Sorting Algorithms
Today I watched a documentary about algorithms, The Secret Rules of Modern Living Algorithms. I highly recommend checking this out if you ever get the chance.
The documentary talked about a number of algorithms–I’ll be talking about Bubble Sort, Merge Sort, and Quick Sort.
Bubble Sort
Bubble Sort is probably one of the most simple and straightforward sorting algorithms. This algorithm gets its name because of the way larger elements “bubble” to the top of the list. With each pass through the array, the largest element will always appear at the top of the list.
The process for Bubble Sort:
- Start with the first element in the collection
- If this element is greater than the next element, swap the two elements
- Move to the next element and compare/swap with the element after it
- Repeat this process until you reach the end
- If any swaps were made, perform Bubble Sort again
- If no swaps were made, then the collection is sorted
While the implementation is simple, it performs significantly slower than most other sorting algorithms.
- Best Case: O(n)
- Average Case: O(n2)
- Worst Case: O(n2)
Because Bubble Sort always moves the greatest element to the top of the list, one optimization might be only sorting up to the N-1 element on each pass.
Merge Sort
Merge Sort works by continuously halving a list, sorting each side, and merging the two lists back together in a sorted order.
The process for Merge Sort:
- If the array contains 0 or 1 element, do nothing. Continue otherwise.
- Split the array in two
- Merge Sort each side of the array
- Merge each side of the list back together
- Start with the first items on each array
- Add the lesser two items to the new array
- Move to the next item in the list
- Continue adding items to the array until both lists are empty
One thing I found interesting about Merge Sort is that sorting doesn’t actually happen until the last step when merging the two lists back together. I hadn’t realized this until I wrote out the steps.
The overall performance of Merge Sort is O(n log n), which is much faster than Bubble Sort, but would still be slower than Bubble Sort’s “Best Case,” O(n). Of course, we would only see O(n) on a list that’s already sorted (so probably not very often).
Quick Sort
This one was a little harder for me to wrap my head around. The main idea to it is centered around “pivot” values and swapping elements based on how they relate to that value.
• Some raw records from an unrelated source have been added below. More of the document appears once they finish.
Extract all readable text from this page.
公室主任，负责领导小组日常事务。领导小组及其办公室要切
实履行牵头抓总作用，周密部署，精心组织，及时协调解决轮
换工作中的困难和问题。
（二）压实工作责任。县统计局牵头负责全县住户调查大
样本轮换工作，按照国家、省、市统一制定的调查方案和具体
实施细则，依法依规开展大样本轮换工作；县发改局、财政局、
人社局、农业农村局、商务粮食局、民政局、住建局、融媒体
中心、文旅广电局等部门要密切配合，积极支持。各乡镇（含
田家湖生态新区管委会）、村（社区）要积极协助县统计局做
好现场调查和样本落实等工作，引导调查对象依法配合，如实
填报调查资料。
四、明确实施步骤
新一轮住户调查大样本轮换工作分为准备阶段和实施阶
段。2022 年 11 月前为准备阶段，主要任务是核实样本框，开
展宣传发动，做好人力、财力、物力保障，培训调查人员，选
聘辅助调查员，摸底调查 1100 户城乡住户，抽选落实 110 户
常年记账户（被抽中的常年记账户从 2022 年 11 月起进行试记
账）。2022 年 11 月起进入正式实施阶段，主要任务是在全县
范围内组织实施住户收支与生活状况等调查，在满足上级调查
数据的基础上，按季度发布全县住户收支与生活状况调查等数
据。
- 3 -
The process for Quick Sort:
- Select a pivot value from the array
- Swap the pivot value with the item at the end of the array
- Starting from the beginning of the array, find the first element that is greater than the pivot
- Starting from the end of the array, find the first element that is less than the pivot
- Swap the two elements
- Repeat steps 3-5 until the left index is greater than the right index
- Now swap the pivot value with the item at the left index
- This should place the pivot value in its correct position
- Quick Sort the elements to the left of the pivot
- Quick Sort the elements to the right of the pivot
When choosing a pivot element, it’s best to have an element that would result in the most median value of the collection. This would give you two equally sized partitions on the left and right of the pivot. Of course, you can only make your best guess at what this value might be on an unsorted list.
It’s quite elegant how this algorithm works. It’s not directly apparent that a list would become sorted following these steps, but it works well.
The average performance for Quick Sort is O(n log n), with the worst case being O(n2). So it sits nicely between Bubble Sort and Merge Sort.